Like the Felix balloon in my earlier post, Felix Floats (which can be found here, photo above) this two-headed cat balloon might have been made by Tony Sarg, famed early balloon maestro of the Thanksgiving Day parade. The balloon in today’s photo appears to be on a dolly of sorts to be moved into place. Sarg was a German American puppeteer by training but is best known for birthing his Seussian-like balloon creations for the early Macy’s Thanksgiving Day parade. Since his assistants ultimately opened their own studios and other competing studios appeared (this eventually forced him into bankruptcy in 1939), and without a date, it is hard to say if this was a Sarg balloon or not. Nor can I say for sure that this was for the Macy’s parade as the photo seems to be taken in a staging location. I have never seen this particular balloon in other photos before. It is certainly in keeping with his style though, and if I was a betting woman (alas, I am not) I would say it is by him.

These gents in clown suits are dragging kitty along by ropes on what appears to be a snow dappled day, attached to the rolling platform he (it?) is perched on. Like this year, I bet it was a cold one. I love the way the sort of cynical head is eyeing the smiling head with a smirk. It must have looked great floating down the streets of New York. The original route of the parade starting at 145th Street and Convent Avenue, down to Macy’s on 34th Street. In those days the parade lead to the unveiling of the holiday windows at the store – it must have all been quite delightful.

This is a particularly good description from the History.com site:

By noontime, the parade finally arrived at its end in front of Macy’s Herald Square store where 10,000 people cheered Santa as he descended from his sleigh. After being crowned “King of the Kiddies,” Kris Kringle scaled a ladder and sat on a gold throne mounted on top of the marquee above the store’s new 34th Street entrance near Seventh Avenue. With a bellow from his trumpet, Santa sounded the signal to unveil “The Fair Frolics of Wondertown,” the Christmastime window display designed by artist and puppeteer Tony Sarg. As soon as the police lowered their crowd-control lines, children rushed to the 75-foot-long window to see the miniature Mother Goose marionette characters on moving belts frolicking in their own parade in front of a castle-like façade.

A gold throne for Santa atop of the 34th Street entrance!
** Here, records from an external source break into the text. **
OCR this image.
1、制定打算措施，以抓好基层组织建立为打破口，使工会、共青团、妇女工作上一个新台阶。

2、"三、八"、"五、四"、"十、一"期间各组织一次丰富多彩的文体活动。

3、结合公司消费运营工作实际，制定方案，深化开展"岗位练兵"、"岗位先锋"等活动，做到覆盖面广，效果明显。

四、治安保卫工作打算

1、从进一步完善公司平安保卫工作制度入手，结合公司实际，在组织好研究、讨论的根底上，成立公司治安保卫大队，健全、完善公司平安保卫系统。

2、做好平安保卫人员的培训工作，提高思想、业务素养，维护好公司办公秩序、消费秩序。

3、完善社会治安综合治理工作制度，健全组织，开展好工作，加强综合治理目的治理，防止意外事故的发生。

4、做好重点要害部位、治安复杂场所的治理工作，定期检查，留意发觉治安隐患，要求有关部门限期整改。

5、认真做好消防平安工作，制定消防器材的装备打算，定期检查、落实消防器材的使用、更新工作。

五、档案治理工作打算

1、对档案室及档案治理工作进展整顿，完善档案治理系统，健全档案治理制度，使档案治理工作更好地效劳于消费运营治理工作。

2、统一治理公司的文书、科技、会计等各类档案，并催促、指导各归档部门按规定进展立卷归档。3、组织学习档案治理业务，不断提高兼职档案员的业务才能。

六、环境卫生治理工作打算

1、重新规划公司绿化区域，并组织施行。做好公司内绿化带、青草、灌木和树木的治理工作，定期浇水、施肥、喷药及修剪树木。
Wowza! This kitty, probably in a subsequent year, would have added significantly to the visual fiesta I think.

I have never attended the parade despite living in the greater New York area and always having a yen for it as a child, (my father who was a cameraman for ABC news for his entire career and had covered it, freezing on the streets endlessly early, on had absolutely no stomach for it as an observer), but after moving to Manhattan as an adult I used to like to see the balloons getting blown up the night before over on the westside. I haven’t done it in years now and this year it poured rain which made me sad for those who were looking forward to it. Regardless, I would have been there if they were blowing up this two-headed cat balloon though, I assure you.